Reputation: 5103
I was working on a branch hello-feature
I then switched to a different branch hello-feature-copy
I intended to push changes for hello-feature-copy
so that my colleague could see them, and not affect my local development in hello-feature
.
Now it seems that all changes in hello-feature
are gone. How to revert this?
This is the command history I got after running history
1116 git status
1117 git add src
1118* git checkout -b hello-feature-copy
1119* git checkout -
1120 git checkout -b hello-feature-copy
1121 git checkout -
1122 git status
1123 git checkout -
1124 git add .
1125 git commit -m “work for you to see”
Upvotes: 0
Views: 31
Reputation: 535945
It's hard to tell what you did just from the history
(though it was nice of you to provide it), but this seems fairly straightforward, normal behavior.
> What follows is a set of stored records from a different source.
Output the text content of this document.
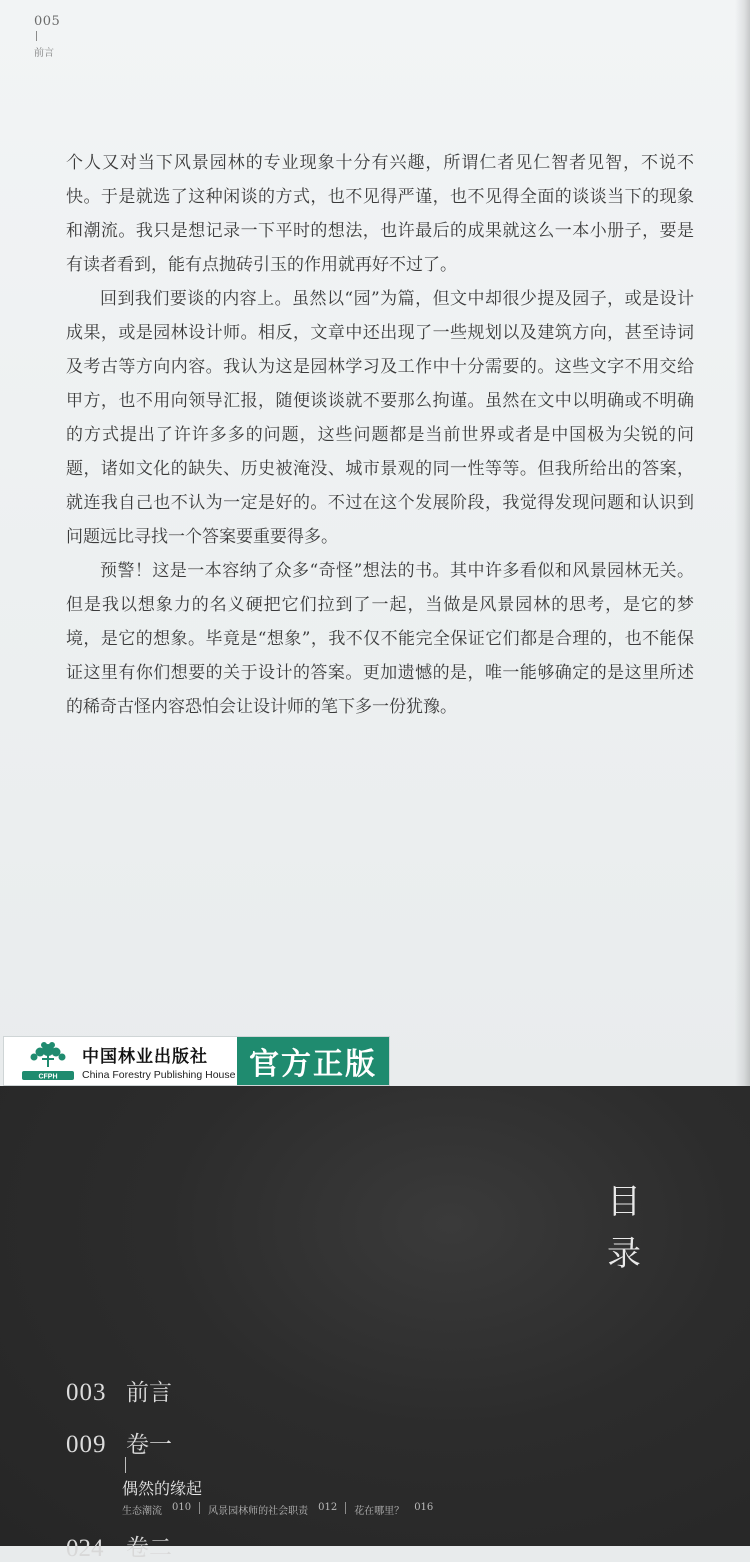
005
前言

个人又对当下风景园林的专业现象十分有兴趣，所谓仁者见仁智者见智，不说不快。于是就选了这种闲谈的方式，也不见得严谨，也不见得全面的谈谈当下的现象和潮流。我只是想记录一下平时的想法，也许最后的成果就这么一本小册子，要是有读者看到，能有点抛砖引玉的作用就再好不过了。

回到我们要谈的内容上。虽然以“园”为篇，但文中却很少提及园子，或是设计成果，或是园林设计师。相反，文章中还出现了一些规划以及建筑方向，甚至诗词及考古等方向内容。我认为这是园林学习及工作中十分需要的。这些文字不用交给甲方，也不用向领导汇报，随便谈谈就不要那么拘谨。虽然在文中以明确或不明确的方式提出了许许多多的问题，这些问题都是当前世界或者是中国极为尖锐的问题，诸如文化的缺失、历史被淹没、城市景观的同一性等等。但我所给出的答案，就连我自己也不认为一定是好的。不过在这个发展阶段，我觉得发现问题和认识到问题远比寻找一个答案要重要得多。

预警！这是一本容纳了众多“奇怪”想法的书。其中许多看似和风景园林无关。但是我以想象力的名义硬把它们拉到了一起，当做是风景园林的思考，是它的梦境，是它的想象。毕竟是“想象”，我不仅不能完全保证它们都是合理的，也不能保证这里有你们想要的关于设计的答案。更加遗憾的是，唯一能够确定的是这里所述的稀奇古怪内容恐怕会让设计师的笔下多一份犹豫。

CFPH
中国林业出版社
China Forestry Publishing House 官方正版
目
录
003 前言
009 卷一
偶然的缘起
生态潮流 010 风景园林师的社会职责 012 花在哪里？ 016
024 卷二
I think the key piece of info you're missing is that when you checkout
a branch, Git throws your whole working tree away (the files you can see) and replaces it with a copy of the files in the most recent commit on that branch (which technically is the branch).
Let's say I'm on main
and I say this:
% echo hello > hello.txt
% git add .
% git checkout -b mybranch
% git commit -m'here you go'
% git switch main
Now where's hello.txt? I don't see it. Well, of course not! I'm back on main
. The commit where I added that file is on mybranch
, not on main
. When I switched back to main
, the set of visible files (the working tree) was replaced with the files in the most recent commit on main
. And hello.txt is not one of those.